Giovanni Battista Venturi | |
---|---|
Born |
Bibbiano |
15 March 1746
Died | 24 April 1822 Reggio Emilia |
(aged 76)
Giovanni Battista Venturi (Bibbiano, 11 September 1746 – Reggio nell'Emilia, 10 September 1822) was an Italian physicist, savant, man of letters, diplomat and historian of science. He was the discoverer of the Venturi effect, which was described in 1797 in his Récherches Experimentales sur le Principe de la Communication Laterale du Mouvement dans les Fluides appliqué a l'Explication de Differens Phenomènes Hydrauliques, translated into English in 1837 by Thomas Tredgold as "Experimental Inquiries Concerning the Principle of the Lateral Communication of a Motion in Fluids," in Tracts on Hyraulics. Because of this discovery, he is the eponym for the Venturi tube, the Venturi flow meter and the Venturi pump.

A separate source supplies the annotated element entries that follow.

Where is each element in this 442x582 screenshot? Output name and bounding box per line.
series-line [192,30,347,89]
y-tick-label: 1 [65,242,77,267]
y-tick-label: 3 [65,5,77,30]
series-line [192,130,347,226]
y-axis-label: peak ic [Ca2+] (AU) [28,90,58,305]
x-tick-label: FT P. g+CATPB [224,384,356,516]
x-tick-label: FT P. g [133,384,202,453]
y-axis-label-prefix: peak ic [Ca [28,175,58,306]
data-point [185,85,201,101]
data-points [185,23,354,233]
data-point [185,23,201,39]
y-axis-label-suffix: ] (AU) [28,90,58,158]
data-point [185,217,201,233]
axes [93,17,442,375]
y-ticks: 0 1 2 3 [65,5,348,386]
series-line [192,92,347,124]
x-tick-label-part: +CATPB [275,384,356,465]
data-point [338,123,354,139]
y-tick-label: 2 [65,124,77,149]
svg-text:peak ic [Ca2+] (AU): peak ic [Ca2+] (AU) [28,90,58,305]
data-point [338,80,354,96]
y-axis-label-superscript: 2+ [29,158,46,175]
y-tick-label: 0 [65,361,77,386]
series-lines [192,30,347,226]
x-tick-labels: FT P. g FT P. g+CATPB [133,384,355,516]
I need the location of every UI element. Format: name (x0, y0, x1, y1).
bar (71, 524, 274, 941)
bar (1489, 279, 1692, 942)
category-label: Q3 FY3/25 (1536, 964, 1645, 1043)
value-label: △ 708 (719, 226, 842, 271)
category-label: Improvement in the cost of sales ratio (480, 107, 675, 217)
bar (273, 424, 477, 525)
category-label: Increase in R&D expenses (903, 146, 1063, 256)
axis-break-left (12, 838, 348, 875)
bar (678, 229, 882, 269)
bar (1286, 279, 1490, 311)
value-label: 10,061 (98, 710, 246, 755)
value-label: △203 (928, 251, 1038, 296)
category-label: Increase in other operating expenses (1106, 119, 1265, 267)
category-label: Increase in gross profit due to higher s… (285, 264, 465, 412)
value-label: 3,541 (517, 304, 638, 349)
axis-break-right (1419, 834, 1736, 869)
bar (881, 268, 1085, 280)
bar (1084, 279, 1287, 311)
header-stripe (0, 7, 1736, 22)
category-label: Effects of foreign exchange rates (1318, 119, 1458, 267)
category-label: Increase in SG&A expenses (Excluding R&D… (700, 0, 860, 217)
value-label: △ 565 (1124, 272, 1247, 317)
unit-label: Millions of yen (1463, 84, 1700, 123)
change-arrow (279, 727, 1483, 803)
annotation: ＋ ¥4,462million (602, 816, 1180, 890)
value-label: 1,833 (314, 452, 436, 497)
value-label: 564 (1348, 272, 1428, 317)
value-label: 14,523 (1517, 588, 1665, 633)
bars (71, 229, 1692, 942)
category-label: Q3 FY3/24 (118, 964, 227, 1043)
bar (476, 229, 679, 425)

Born in Bibbiano, Italy, in the Province of Reggio Emilia Giovanni was a contemporary of Lagrange and Laplace, and a pupil of Lazzaro Spallanzani. He was ordained as a priest in 1769, at the age of 23, and in the same year was appointed as teacher of logic at the seminary of Reggio Emilia, where he had earlier received an education. In 1774 he became a professor of geometry and philosophy at the University of Modena. He later held the posts of ducal mathematician, state engineer, and auditor under the Duke of Modena. As state engineer he was responsible for bridge construction, rectification of water courses, draining of marsh land, and the establishment of State regulations for dam construction. In 1786 he was given the post of professor of experimental physics at the University of Modena, where he organized a laboratory, equipping it with state-of-the-art equipment. During this time he was also able to complete the town of Modena's historical memoirs, which had been left incomplete following the death of Girolamo Tiraboschi, the appointed historian.